The sharp rise in truancy has been attributed to problems with bullying and difficulties at home. Also blamed are the rapid changes - such as the increased divorce rate - which a once rigidly conservative society is now undergoing.

The upheaval, say commentators, is beginning to take its toll on Japan’s children. The east coast area of Kobe, for example, has been hit by two tragedies in the past few years.

It suffered a massive earthquake in 1995 and a local schoolboy beheaded his 11-year-old playmate earlier this year.

Both events were met by demands from teachers for counsellors to come into schools. Counselling has been rare in Japan, as any form of mental therapy is mistrusted by most people, but attitudes are changing slowly.

The move to introduce counsellors into state schools is thought to have been inspired by the success of such work in the United States, particularly in California.

Launched in 1995, Japan’s counsellor scheme uses specialists such as clinical psychologists and psychiatrists. They visit schools twice a week to talk to and advise students, teachers and parents.

Since the start of the scheme there has been a steady increase in the number of requests for counsellors, but, as in Britain, the scheme has been restricted by the ministry’s budget.
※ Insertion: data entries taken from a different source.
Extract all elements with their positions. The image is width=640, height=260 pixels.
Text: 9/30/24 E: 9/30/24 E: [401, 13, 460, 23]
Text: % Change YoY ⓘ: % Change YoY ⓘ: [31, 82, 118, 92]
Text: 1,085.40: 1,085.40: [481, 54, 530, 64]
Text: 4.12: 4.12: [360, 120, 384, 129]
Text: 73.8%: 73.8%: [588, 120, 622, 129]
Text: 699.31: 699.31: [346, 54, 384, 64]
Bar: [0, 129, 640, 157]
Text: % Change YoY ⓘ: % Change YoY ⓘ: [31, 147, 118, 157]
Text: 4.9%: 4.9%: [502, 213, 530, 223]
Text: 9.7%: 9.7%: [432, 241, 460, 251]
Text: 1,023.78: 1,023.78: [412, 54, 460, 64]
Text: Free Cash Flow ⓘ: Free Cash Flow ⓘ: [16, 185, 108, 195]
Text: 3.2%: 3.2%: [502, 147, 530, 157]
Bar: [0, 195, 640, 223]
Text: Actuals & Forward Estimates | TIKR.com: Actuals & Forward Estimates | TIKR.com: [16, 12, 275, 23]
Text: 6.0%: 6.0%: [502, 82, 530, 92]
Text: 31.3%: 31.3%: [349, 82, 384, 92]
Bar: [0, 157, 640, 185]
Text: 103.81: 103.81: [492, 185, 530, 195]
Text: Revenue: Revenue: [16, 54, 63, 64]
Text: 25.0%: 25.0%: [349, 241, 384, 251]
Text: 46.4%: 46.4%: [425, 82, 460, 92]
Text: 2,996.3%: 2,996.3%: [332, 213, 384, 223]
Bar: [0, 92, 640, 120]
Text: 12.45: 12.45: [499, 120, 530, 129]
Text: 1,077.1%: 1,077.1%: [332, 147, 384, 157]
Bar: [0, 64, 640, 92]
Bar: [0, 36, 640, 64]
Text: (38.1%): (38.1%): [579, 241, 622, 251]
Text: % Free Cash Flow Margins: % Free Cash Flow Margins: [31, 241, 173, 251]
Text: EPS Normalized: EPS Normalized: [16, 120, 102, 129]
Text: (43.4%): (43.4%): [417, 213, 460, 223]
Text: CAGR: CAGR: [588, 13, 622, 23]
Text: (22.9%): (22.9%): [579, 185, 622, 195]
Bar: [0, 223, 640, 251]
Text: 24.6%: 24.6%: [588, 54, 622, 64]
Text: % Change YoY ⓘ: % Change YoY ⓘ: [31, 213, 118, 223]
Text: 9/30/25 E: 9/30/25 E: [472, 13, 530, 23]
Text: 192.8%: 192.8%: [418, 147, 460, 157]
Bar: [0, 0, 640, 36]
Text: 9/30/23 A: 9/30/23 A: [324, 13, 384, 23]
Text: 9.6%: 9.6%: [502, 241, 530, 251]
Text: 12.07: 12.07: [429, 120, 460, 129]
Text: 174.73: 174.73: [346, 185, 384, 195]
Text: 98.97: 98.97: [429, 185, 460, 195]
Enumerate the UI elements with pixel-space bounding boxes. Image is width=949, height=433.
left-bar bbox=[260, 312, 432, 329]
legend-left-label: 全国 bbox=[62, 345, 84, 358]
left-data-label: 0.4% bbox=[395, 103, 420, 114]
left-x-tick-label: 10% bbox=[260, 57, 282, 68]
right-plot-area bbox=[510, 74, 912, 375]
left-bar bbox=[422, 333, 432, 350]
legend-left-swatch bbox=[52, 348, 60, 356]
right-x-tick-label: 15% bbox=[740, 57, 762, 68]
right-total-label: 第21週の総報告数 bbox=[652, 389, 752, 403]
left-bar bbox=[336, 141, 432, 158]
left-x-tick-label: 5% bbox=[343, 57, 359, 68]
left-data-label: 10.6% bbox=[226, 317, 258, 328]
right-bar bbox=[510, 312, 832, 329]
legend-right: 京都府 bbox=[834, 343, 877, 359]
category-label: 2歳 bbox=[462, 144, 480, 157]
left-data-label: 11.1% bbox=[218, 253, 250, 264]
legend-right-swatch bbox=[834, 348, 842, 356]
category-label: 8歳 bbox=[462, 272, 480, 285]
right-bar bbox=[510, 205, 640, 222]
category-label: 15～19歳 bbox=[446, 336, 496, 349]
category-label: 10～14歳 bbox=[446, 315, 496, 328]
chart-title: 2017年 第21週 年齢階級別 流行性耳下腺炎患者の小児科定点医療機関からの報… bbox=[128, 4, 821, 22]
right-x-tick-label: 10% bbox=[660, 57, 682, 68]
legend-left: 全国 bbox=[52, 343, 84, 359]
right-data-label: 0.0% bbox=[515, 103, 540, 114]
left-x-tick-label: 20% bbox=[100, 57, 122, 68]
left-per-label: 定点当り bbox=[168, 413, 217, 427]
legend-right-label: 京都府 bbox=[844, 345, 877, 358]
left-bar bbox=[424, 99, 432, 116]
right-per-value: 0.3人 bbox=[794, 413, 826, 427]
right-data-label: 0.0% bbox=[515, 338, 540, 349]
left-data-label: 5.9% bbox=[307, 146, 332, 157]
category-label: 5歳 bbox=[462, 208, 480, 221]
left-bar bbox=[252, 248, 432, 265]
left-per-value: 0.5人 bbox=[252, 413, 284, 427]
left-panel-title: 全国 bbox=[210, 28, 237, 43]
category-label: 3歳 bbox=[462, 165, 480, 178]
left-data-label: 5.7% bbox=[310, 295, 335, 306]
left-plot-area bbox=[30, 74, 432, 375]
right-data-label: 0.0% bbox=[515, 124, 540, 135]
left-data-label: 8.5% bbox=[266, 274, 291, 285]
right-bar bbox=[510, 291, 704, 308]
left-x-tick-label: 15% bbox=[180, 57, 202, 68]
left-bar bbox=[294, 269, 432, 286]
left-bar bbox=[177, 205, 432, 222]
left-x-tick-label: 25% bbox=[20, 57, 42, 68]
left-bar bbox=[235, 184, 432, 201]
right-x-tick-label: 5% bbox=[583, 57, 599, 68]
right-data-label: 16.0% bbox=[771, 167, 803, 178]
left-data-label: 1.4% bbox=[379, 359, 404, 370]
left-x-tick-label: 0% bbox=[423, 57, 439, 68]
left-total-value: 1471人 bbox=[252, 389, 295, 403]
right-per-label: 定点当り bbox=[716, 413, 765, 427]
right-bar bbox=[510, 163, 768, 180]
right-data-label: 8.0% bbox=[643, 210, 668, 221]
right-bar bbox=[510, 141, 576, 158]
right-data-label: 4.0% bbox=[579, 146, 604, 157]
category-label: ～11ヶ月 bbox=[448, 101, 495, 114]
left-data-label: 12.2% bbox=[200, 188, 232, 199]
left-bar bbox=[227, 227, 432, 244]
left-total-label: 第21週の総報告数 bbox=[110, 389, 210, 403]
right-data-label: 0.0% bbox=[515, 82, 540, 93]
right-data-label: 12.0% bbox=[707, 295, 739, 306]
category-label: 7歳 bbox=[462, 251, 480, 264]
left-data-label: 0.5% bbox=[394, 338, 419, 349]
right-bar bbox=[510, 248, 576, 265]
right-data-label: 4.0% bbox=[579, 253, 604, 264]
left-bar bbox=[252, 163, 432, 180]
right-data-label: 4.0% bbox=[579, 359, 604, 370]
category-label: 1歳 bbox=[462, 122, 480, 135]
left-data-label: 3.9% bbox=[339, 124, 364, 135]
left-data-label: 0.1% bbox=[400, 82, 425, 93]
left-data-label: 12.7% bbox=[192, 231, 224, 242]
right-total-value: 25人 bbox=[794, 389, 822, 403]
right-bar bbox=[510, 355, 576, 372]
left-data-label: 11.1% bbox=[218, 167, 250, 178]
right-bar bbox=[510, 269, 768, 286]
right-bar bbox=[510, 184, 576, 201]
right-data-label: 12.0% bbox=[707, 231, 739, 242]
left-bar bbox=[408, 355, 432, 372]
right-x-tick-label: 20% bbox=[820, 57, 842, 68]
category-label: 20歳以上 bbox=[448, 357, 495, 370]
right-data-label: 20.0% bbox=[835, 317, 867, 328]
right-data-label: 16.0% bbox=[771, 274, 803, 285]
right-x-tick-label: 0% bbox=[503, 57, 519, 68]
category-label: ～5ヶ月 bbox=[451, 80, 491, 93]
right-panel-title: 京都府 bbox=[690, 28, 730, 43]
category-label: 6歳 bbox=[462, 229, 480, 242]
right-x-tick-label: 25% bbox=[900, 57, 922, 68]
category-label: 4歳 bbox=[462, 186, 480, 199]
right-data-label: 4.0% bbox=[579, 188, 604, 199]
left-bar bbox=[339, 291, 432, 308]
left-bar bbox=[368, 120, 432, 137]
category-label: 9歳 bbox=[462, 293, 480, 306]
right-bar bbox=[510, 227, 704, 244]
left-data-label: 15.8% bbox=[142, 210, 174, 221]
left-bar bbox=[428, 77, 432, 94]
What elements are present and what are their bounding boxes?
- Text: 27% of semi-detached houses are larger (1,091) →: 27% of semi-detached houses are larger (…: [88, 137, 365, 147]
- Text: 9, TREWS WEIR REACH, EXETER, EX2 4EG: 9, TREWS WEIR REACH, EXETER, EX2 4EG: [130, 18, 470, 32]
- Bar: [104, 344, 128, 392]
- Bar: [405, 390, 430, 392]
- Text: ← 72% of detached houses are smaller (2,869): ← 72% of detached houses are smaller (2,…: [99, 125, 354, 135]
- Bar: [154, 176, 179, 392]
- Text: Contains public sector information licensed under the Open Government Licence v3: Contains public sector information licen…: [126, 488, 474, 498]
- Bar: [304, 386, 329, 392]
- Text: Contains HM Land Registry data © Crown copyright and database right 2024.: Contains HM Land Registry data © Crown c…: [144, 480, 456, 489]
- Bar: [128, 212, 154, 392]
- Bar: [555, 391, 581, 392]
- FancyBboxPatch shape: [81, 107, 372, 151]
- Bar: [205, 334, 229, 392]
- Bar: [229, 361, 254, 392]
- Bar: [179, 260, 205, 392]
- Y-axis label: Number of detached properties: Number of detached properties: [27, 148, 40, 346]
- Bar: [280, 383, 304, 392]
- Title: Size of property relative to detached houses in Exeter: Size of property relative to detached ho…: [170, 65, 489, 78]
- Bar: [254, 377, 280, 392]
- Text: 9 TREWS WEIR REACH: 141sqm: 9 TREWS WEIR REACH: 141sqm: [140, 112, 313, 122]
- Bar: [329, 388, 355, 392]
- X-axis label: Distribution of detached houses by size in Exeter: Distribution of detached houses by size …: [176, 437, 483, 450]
To increase the availability of counsellors, Monbusho says it is seeking an extra three billion yen (#163;15 million).

Concern for the mental and physical welfare of pupils in Japan, where an alarmingly high number of children commit suicide because of school-related problems, has led Japan’s largest teaching union to ask members to turn a blind eye to pupils with problems who played truant.

The Japan Teachers’ Union put out a “non-legal” statement at its last conference saying that children were entitled to skip school if this helped to prevent further suicides and to alleviate the misery of victims of bullying who feel compelled to attend school.

Compulsory education is a legal requirement in Japan for children between four and 16 and any non-attendance would seriously jeopardise a pupil’s chances of attending high school. Nearly every Japanese child is expected to attend high school.